19 Dec

Using SPLOMs for Exploratory analysis

Over the last 2 weeks I’ve been working with cancer researchers from UC Davis and NIH for helping them use the Data Explorer we’ve been building at Emory. The use of SPLOMs was suggested by my mentor Ashish and in this post I’ll discuss how SPLOMs are crucial for exploratory analyses. Most of the ideas in this post emerged from the meetings and discussions with Ashish. 

In exploratory analysis the goal is to use visual methods to find hidden patterns in the data and to help analysts coming up with a hypothesis.
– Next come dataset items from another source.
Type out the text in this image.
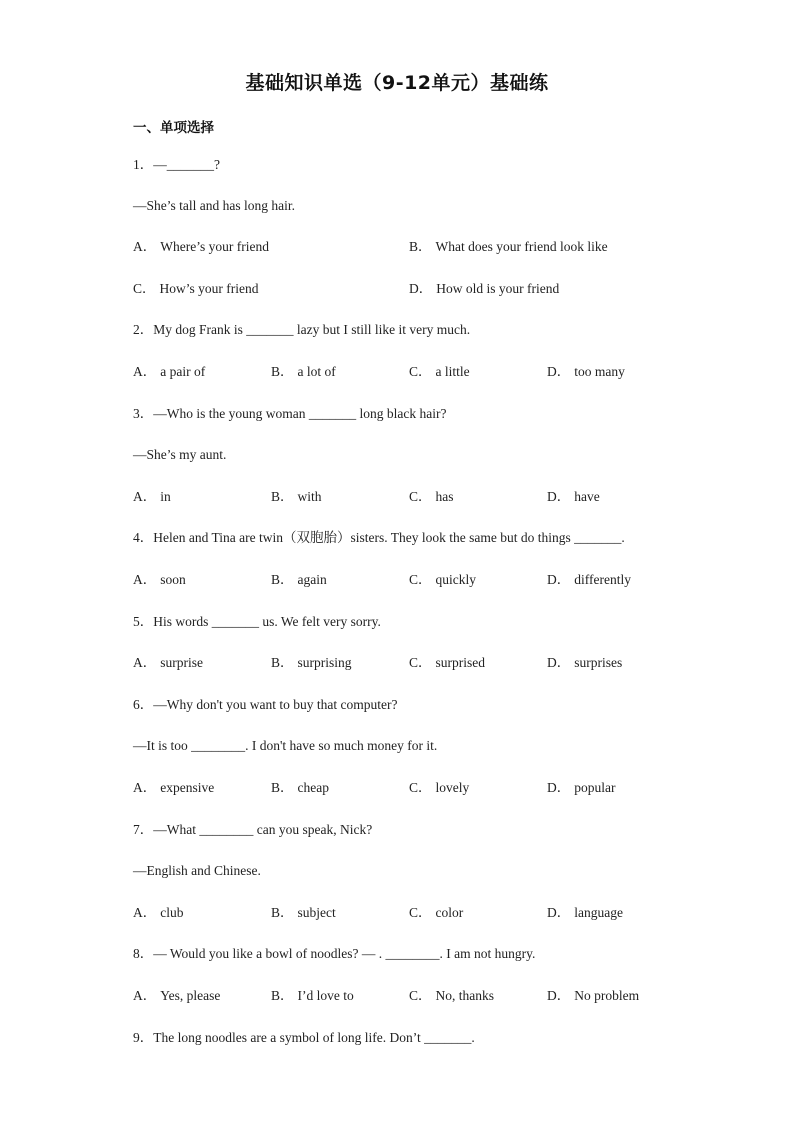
基础知识单选（9-12单元）基础练
一、单项选择
1．—_______?
—She’s tall and has long hair.
A． Where’s your friend	B． What does your friend look like
C． How’s your friend	D． How old is your friend
2．My dog Frank is _______ lazy but I still like it very much.
A． a pair of	B． a lot of	C． a little	D． too many
3．—Who is the young woman _______ long black hair?
—She’s my aunt.
A． in	B． with	C． has	D． have
4．Helen and Tina are twin（双胞胎）sisters. They look the same but do things _______.
A． soon	B． again	C． quickly	D． differently
5．His words _______ us. We felt very sorry.
A． surprise	B． surprising	C． surprised	D． surprises
6．—Why don't you want to buy that computer?
—It is too ________. I don't have so much money for it.
A． expensive	B． cheap	C． lovely	D． popular
7．—What ________ can you speak, Nick?
—English and Chinese.
A． club	B． subject	C． color	D． language
8．— Would you like a bowl of noodles? — . ________. I am not hungry.
A． Yes, please	B． I’d love to	C． No, thanks	D． No problem
9．The long noodles are a symbol of long life. Don’t _______.
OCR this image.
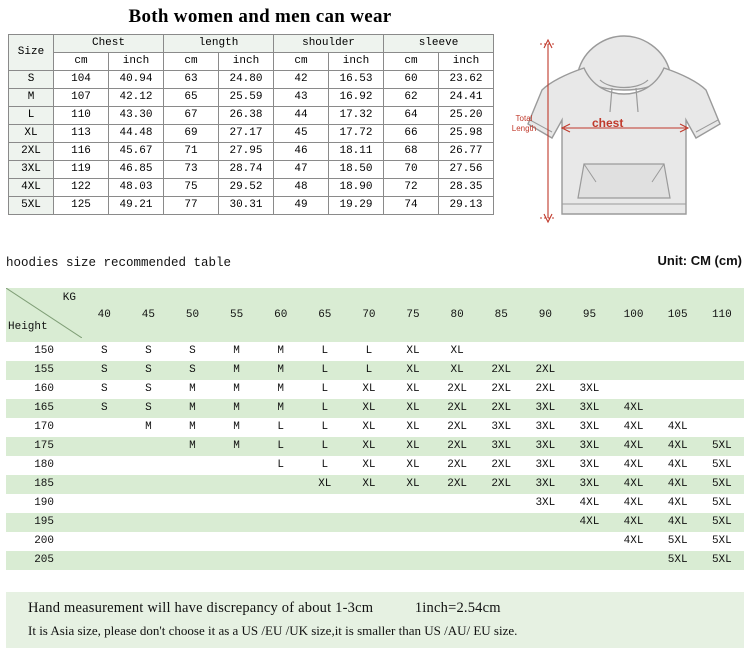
Both women and men can wear
Size	Chest		length		shoulder		sleeve	
	cm	inch	cm	inch	cm	inch	cm	inch
S	104	40.94	63	24.80	42	16.53	60	23.62
M	107	42.12	65	25.59	43	16.92	62	24.41
L	110	43.30	67	26.38	44	17.32	64	25.20
XL	113	44.48	69	27.17	45	17.72	66	25.98
2XL	116	45.67	71	27.95	46	18.11	68	26.77
3XL	119	46.85	73	28.74	47	18.50	70	27.56
4XL	122	48.03	75	29.52	48	18.90	72	28.35
5XL	125	49.21	77	30.31	49	19.29	74	29.13
Total
Length	chest
hoodies size recommended table	Unit: CM (cm)
KG
Height	40	45	50	55	60	65	70	75	80	85	90	95	100	105	110
150	S	S	S	M	M	L	L	XL	XL						
155	S	S	S	M	M	L	L	XL	XL	2XL	2XL				
160	S	S	M	M	M	L	XL	XL	2XL	2XL	2XL	3XL			
165	S	S	M	M	M	L	XL	XL	2XL	2XL	3XL	3XL	4XL		
170		M	M	M	L	L	XL	XL	2XL	3XL	3XL	3XL	4XL	4XL	
175			M	M	L	L	XL	XL	2XL	3XL	3XL	3XL	4XL	4XL	5XL
180					L	L	XL	XL	2XL	2XL	3XL	3XL	4XL	4XL	5XL
185						XL	XL	XL	2XL	2XL	3XL	3XL	4XL	4XL	5XL
190											3XL	4XL	4XL	4XL	5XL
195												4XL	4XL	4XL	5XL
200													4XL	5XL	5XL
205														5XL	5XL
Hand measurement will have discrepancy of about 1-3cm	1inch=2.54cm
It is Asia size, please don't choose it as a US /EU /UK size,it is smaller than US /AU/ EU size.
The DataExplorer‘s goals are just that.  I won’t be talking much about the specifics of the work we are doing but instead will focus on using SPLOMs effectively and the reasons we’re incorporating it in the DataExplorer.
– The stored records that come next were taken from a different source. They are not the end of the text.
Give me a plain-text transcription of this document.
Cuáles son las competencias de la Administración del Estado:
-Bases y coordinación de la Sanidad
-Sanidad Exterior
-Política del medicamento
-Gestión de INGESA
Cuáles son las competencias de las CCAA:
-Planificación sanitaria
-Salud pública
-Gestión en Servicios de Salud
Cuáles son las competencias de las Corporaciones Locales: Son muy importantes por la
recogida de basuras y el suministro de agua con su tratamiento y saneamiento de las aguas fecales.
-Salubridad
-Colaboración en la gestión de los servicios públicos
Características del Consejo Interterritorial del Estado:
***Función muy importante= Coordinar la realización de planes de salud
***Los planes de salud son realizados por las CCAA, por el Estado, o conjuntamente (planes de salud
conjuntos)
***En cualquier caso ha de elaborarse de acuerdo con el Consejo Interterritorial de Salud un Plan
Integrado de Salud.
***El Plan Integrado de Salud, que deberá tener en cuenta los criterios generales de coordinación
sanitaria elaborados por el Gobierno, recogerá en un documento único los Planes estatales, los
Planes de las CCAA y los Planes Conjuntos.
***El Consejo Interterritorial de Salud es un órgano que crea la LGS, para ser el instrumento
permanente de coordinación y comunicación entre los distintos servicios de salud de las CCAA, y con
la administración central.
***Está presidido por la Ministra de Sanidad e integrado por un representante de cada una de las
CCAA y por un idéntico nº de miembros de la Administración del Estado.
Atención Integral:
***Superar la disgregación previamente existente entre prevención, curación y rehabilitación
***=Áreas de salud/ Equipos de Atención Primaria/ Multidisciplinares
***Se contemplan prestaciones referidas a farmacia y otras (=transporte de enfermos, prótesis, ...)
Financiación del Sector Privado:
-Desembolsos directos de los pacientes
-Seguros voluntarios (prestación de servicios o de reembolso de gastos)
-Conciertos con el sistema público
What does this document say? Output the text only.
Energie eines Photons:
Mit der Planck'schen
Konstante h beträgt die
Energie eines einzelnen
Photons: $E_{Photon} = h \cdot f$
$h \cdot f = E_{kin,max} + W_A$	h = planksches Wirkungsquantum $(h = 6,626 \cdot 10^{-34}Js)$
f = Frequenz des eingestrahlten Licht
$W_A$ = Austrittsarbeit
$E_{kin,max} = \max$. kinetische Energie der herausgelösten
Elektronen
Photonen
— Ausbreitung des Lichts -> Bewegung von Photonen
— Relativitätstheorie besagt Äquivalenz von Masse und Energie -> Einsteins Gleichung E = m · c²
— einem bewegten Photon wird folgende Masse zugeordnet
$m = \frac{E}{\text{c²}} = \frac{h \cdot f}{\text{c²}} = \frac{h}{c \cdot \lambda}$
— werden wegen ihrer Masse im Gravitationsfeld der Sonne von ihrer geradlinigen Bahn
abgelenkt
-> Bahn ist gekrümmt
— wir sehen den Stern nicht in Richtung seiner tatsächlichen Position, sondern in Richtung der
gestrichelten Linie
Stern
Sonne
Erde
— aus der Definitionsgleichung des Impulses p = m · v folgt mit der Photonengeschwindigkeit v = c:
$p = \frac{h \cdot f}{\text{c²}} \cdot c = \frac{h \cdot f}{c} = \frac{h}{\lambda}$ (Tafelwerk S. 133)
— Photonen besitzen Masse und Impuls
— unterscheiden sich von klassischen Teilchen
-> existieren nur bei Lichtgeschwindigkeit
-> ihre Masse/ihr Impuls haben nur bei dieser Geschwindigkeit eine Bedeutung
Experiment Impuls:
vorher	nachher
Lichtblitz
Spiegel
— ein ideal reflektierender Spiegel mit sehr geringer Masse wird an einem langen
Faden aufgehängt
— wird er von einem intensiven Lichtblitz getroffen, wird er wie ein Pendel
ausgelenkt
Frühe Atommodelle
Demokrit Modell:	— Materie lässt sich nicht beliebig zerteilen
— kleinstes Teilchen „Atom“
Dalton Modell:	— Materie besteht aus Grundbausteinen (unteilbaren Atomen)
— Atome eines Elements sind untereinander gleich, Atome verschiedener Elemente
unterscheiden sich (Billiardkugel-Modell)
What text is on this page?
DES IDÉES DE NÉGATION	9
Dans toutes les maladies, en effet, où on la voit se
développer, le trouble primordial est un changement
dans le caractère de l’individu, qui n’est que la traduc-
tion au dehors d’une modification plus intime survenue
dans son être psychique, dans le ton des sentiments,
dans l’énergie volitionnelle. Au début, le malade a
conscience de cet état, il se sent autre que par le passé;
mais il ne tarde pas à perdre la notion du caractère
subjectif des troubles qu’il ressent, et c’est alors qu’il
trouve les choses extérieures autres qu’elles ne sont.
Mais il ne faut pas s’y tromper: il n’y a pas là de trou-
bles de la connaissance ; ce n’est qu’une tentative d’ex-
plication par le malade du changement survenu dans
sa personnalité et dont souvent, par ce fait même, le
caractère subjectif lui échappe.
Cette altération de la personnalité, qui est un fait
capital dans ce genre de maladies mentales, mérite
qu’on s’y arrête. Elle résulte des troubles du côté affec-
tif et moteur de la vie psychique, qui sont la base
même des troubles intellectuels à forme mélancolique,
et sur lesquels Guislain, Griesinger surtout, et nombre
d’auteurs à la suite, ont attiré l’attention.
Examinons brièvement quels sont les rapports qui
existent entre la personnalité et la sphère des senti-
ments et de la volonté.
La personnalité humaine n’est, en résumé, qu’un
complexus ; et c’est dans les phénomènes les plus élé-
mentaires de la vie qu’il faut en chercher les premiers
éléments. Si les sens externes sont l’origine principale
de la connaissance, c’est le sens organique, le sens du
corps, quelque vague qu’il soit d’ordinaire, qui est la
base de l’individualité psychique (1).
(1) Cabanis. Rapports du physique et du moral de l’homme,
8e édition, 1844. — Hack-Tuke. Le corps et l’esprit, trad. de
Bostock's D3 SPLOM exmample

Bostock’s D3 SPLOM exmample

A SPLOM is a Scatter Plot Matrix. It lets you do pairwise comparison of different data attributes. Its a really effective way of identifying relationships in the dataset. Following are some insights that we gathered while using SPLOMs with TCGA datasets.

  1. Quick summary of correlations between multiple attributes. Choosing which attributes to represent on the SPLOM is crucial. For our purpose we used Domain expertise provided by the experts from UC Davis. In case domain expertise is not available statistical techniques like PCA etc. can be used to identify attributes to be represented as SPLOMs.
  2. Allowing drill down and working with a limited datasets. The DataExplorer lets you filter datapoints on the SPLOM to explore relations in the subsets of the data. This step is crucial as it lets you drill down and explore related subsets of the data.
  3. Whats hidden can also be useful! Often visualization systems hide filtered data points. We chose to “gray out” filtered data points to be able to see what gets hidden as often thats useful in formulating hypothesis and analysis.
  4. Handling messy/missing data. Biomedical data is messy! Any realworld data set is messy. Handling it properly is crucial to a useful visual experience. For our purposes we snapped the missing data on the negative axes.
  5. Continuos variables. The SPLOM works best when the attributes are continous. For discrete variables you could use bubble charts on the SPLOM.

We use a fork of dc.js . I’ll be posting a guide about using dc.js for creating SPLOMs.